A DWP spokesperson said: “Following an unprecedented year in which the number of Universal Credit claimants doubled as a result of the pandemic, fraud and error in the benefits system remains low with 95% of benefits worth more than £200bn paid correctly.

“Our priority when the outbreak hit was to make sure money reached claimants – those most in need at a challenging time – as soon as possible and we are now reviewing suspicious cases.

“Those found to have claimed benefits to which they are not entitled face criminal investigation.”

In addition, the DWP is owed £5bn of overpayments, which is putting extra strain on its resources and potentially creating uncertainty and hardship for claimants.

It has also emerged that ongoing failings mean an estimated 132,000 pensioners are getting less state pension than they are entitled to.

A pot of £1bn has been set aside to reimburse individuals who have been underpaid over the past 30 years.

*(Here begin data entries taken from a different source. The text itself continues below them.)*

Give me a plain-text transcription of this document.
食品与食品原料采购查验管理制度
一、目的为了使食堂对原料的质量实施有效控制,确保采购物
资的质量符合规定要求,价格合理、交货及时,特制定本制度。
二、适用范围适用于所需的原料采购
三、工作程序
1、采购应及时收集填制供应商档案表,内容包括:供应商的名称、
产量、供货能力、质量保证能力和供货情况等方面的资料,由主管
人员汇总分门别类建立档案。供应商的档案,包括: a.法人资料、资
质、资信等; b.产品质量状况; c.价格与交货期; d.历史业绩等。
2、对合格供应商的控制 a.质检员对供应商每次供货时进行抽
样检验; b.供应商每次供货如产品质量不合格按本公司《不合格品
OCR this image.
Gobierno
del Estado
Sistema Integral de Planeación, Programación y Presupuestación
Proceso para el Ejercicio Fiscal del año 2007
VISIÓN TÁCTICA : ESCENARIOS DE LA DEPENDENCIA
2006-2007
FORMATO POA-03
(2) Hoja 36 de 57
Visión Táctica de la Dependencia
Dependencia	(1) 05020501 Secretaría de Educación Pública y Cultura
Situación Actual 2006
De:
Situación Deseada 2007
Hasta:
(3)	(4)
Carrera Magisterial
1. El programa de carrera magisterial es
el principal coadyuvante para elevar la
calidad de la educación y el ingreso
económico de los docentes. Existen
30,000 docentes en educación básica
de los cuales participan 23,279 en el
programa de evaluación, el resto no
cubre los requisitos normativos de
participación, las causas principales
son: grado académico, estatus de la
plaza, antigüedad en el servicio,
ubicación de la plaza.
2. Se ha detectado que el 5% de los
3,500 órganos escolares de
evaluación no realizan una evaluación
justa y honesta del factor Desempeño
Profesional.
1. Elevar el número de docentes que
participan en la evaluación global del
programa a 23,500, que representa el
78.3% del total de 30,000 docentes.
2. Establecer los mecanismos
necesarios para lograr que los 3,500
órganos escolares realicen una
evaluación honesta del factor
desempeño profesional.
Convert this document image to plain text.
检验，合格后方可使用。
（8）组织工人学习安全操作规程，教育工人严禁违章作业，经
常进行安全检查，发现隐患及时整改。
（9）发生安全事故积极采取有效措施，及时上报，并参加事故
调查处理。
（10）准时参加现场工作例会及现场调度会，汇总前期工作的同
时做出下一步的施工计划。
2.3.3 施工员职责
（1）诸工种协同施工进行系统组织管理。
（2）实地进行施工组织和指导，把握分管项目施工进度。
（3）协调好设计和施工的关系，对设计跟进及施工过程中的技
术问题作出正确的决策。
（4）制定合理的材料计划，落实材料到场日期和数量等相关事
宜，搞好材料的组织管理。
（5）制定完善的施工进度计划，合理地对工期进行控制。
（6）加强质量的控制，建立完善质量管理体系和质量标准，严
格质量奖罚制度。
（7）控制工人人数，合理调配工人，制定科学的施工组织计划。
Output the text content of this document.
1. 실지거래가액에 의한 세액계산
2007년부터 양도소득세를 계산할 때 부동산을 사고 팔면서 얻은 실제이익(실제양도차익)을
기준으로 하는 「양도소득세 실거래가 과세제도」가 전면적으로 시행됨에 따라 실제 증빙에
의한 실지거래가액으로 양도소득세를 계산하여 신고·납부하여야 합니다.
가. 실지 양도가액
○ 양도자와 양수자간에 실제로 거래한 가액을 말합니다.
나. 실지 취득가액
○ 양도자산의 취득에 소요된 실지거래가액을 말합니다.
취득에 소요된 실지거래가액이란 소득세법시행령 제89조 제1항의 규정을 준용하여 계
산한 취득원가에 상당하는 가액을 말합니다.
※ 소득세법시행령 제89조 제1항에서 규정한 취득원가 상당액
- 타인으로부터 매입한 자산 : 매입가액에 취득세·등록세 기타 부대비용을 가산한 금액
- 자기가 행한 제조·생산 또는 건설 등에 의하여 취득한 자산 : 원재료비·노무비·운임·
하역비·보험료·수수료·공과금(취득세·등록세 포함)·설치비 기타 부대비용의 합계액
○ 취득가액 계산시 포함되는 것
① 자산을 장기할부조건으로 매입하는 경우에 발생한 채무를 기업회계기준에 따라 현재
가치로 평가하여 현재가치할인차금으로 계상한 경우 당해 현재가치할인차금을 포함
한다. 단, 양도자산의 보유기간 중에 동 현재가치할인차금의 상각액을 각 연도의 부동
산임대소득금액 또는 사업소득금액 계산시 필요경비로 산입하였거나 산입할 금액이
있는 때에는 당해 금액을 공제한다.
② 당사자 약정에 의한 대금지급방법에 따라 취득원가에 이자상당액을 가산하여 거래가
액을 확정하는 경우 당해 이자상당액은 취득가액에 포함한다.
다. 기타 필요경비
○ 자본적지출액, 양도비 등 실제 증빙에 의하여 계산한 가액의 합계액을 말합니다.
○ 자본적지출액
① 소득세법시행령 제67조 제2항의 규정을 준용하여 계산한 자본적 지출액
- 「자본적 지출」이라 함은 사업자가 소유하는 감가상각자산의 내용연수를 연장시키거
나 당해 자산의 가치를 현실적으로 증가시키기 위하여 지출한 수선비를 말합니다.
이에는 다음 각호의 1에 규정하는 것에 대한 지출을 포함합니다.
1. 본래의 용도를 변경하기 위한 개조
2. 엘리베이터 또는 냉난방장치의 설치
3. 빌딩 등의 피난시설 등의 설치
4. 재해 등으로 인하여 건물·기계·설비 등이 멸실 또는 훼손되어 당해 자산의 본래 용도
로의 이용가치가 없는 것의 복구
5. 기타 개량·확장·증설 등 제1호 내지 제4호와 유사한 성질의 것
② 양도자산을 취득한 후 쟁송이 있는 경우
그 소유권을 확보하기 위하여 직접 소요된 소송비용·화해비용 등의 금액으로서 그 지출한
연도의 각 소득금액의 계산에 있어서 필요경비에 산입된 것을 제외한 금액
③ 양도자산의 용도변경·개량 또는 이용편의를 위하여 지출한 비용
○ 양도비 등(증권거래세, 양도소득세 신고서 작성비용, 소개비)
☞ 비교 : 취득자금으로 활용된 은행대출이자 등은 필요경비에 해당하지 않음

The department is working to review all the cases and pay pensioners their correct amounts by the end of 2023.

The NAO said the estimated level of fraud and error in the state pension every year remains lower than for other benefits.

The DWP estimates it will need at least an extra 3,000 extra staff to deal with its workload as it emerges from the pandemic, with the level of overpayments, excluding the state pension, to stay higher than normal for a while.

According to the NAO, the DWP should identify and review all fraud cases caused by relaxing controls and then engage in quick and clear communication with claimants about any money they owe as a result of overpayments.

The watchdog also said the department should carry out a lessons learned exercise into its approach during the pandemic.